The first line of the Pledge of Allegiance that jumps out at me is “one nation, under God.” In a public high school, almost every student chants that we are “under God” every single day. What happened to the separation of church and state? By law, public schools must be secular, yet 46 states require the Pledge to be read aloud every morning, claiming the U.S. to be “under God.” According to the Cooperative Election Study conducted by Harvard University, 48% of people from Generation Z have no religious affiliation. Despite this, most high schoolers recite the Pledge of Allegiance, including “under God,” every day without a second thought.
Then, the Pledge of Allegiance declares the U.S. to be “indivisible.” The country seems pretty divided to me. People are becoming more firm in their viewpoints, unwilling to listen to evidence that supports a different perspective. According to the Pew Research Center, 43% of Republicans and 38% of Democrats have a strongly negative view of the opposite party. The U.S. may not be physically divided, but it is politically.

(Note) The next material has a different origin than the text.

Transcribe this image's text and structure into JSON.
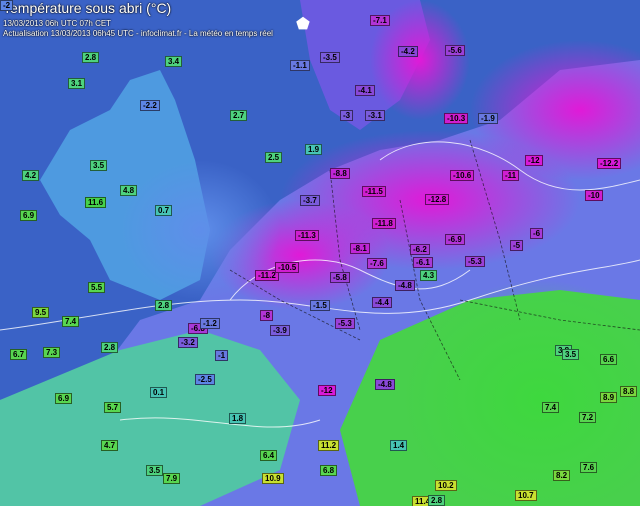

Finally, the Pledge of Allegiance claims that the U.S. provides “liberty and justice for all.” In reality, it provides liberty and justice for most rich, cisgender, heterosexual, white men. What about the Black people who are killed at the hands of police officers? What about the pregnant people who are denied an abortion when their life is on the line? What about the transgender people who are banned from receiving life-saving, gender-affirming care? No country can truly provide liberty and justice for all, but the U.S. is barely trying.
It would be naive to believe that I could convince the U.S. to change the language of the Pledge of Allegiance or stop states from requiring its recitation in schools. What I can express is that students must think critically about the words they say every morning and decide whether or not they agree with the messages of the Pledge of Allegiance and want to continue with this compulsory symbol of patriotism.
Everyone has the right to opt out. Whether they don’t believe in God, view the U.S. as divisible, think the country could do more to provide liberty and justice for all or simply couldn’t be bothered to stand, it is their right to sit.